Meanwhile other explorers had been busy. A German, Von Bremer, spent several thousand dollars in excavating and tunneling, but found no reward. The tales of treasure also fired the brain of a remarkable person named Gissler, who took up his solitary residence on Cocos Island more than twenty years ago where he has since reigned with the title and authority of governor of the same, by virtue of a commission duly signed, sealed, and delivered by the republic of Costa Rica. As a persistent and industrious treasure-hunter, this tropical hermit is unique.
He was visited in 1896 by Captain Shrapnel of H.M.S. Haughty who had heard the stories of Thompson and Benito Bonito along the coastwise ports. By way of giving his blue-jackets something to do, he landed a party three hundred strong on Cocos Island whose landscape they vainly blasted and otherwise disarranged for several days, but without success. The Admiralty lacked imagination and reprimanded Captain Shrapnel for his enterprising break in the dull routine of duty. It was decreed that no more naval vessels were to touch at Cocos Island on any pretext whatever.
This by no means discouraged Captain Shrapnel who waited until it was permissible for him to apply for leave of absence. In England he found gentlemen adventurers sufficient to finance an expedition which sailed in the Lytton in 1903. Of this party was Hervey de Montmorency, whose account of the venture includes the following information:
"On the ninth of August, at four o'clock in the morning, every treasure-seeker was on deck straining his eyes to penetrate the mist and darkness; then as the sun rose, the gray mass on the horizon turned to green, and Cocos Island, with its lofty wooded peak, its abrupt, cliff-like shores, its innumerable cascades of sparkling water, was displayed to eager and admiring eyes.

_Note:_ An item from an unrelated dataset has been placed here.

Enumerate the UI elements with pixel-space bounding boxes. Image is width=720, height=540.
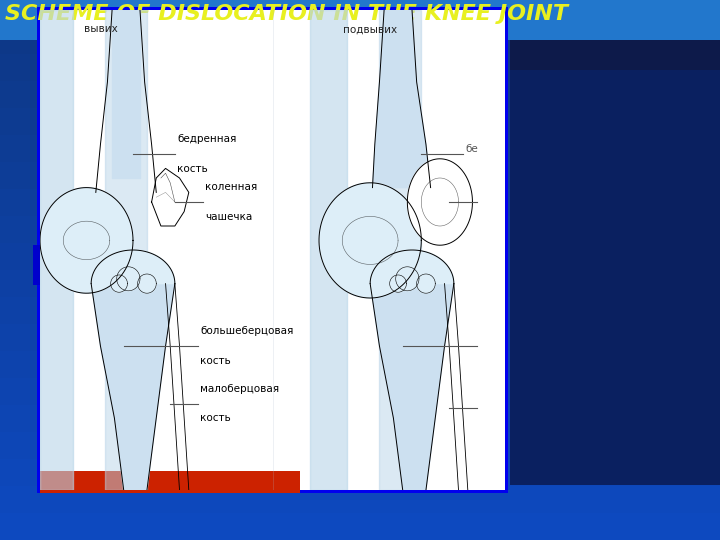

"The anchor was dropped in the little bay, and at the splash, flocks of birds rose screaming and circling overhead. The sandy beach on which the seekers landed is strewn with boulders, on each of which is carved the name and business of some vessel which has called at Cocos. Some of the dates carry one back to Nelson's time; and all sorts of ships seem to have visited the lonely little island, while many a boulder testified to blighted hopes and fruitless errands after treasure.
"Captain Shrapnel's party set to work with the highest expectation. No previous expedition had been so well furnished with clues. Once on the right track, it seemed impossible that they should fail. They searched for ten days, encouraged now by the finding of the broken arm of a battered cross brought from some Peruvian church, again by a glimpse into what promised falsely to be a treasure cave; but all blasting, digging, and damming of streams proved useless. Captain Shrapnel at last called a council of war, and declared his opinion that the search was hopeless; landslips, previous excavations, and the torrential rains of this tropical region had so entirely altered the face of the island that clues and directions were of little avail, nor did their agreement with the owners of the Lytton permit of a longer stay on Cocos.
"We did not leave the island, however, without paying a visit to its governor, Gissler, whose little settlement is on Wafer Bay. Rounding the headland from Chatham Bay, we came into the quiet little nook where he has made his home, and he at once waded out in the surf to greet the visitors,—a tall, bronzed man, with a long, gray heard reaching below his waist, and deep-set eyes which gazed with obvious suspicion. Gissler had learned to distrust the coming of strangers, who have paid small regard to his rights, pillaging his crops, killing his livestock, and even making free with his home.
"Reassured by Captain Shrapnel's party that he had nothing to fear from them, he invited them to his house and clearing, and told them of his long and lonely hunt for the pirate's treasure. When he first went to live on Cocos, he found many traces of the freebooters. There were traces of their old camps, with thirty-two stone steps leading to a cave, old fire-places, rusty pots and arms, and empty bottles to mark the scene of their carousing. He had found only one gold coin, a doubloon of the time of Charles III of Spain, bearing the date of 1788."
In 1901, a company was formed in Vancouver, with a capital of $10,000, to fit out an expedition for Cocos Island. Gissler got wind of this project and formally addressed the government of Costa Rica in these written words:
"Allow me to inform you that no company with any such intent would have the right to land on Cocos Island, as I hold a concession from the authorities of Costa Rica in regard to the said treasure, in which concession the Costa Rica government has an interest. Certainly anything that might be undertaken by such a company from Vancouver would amount to naught without my consent."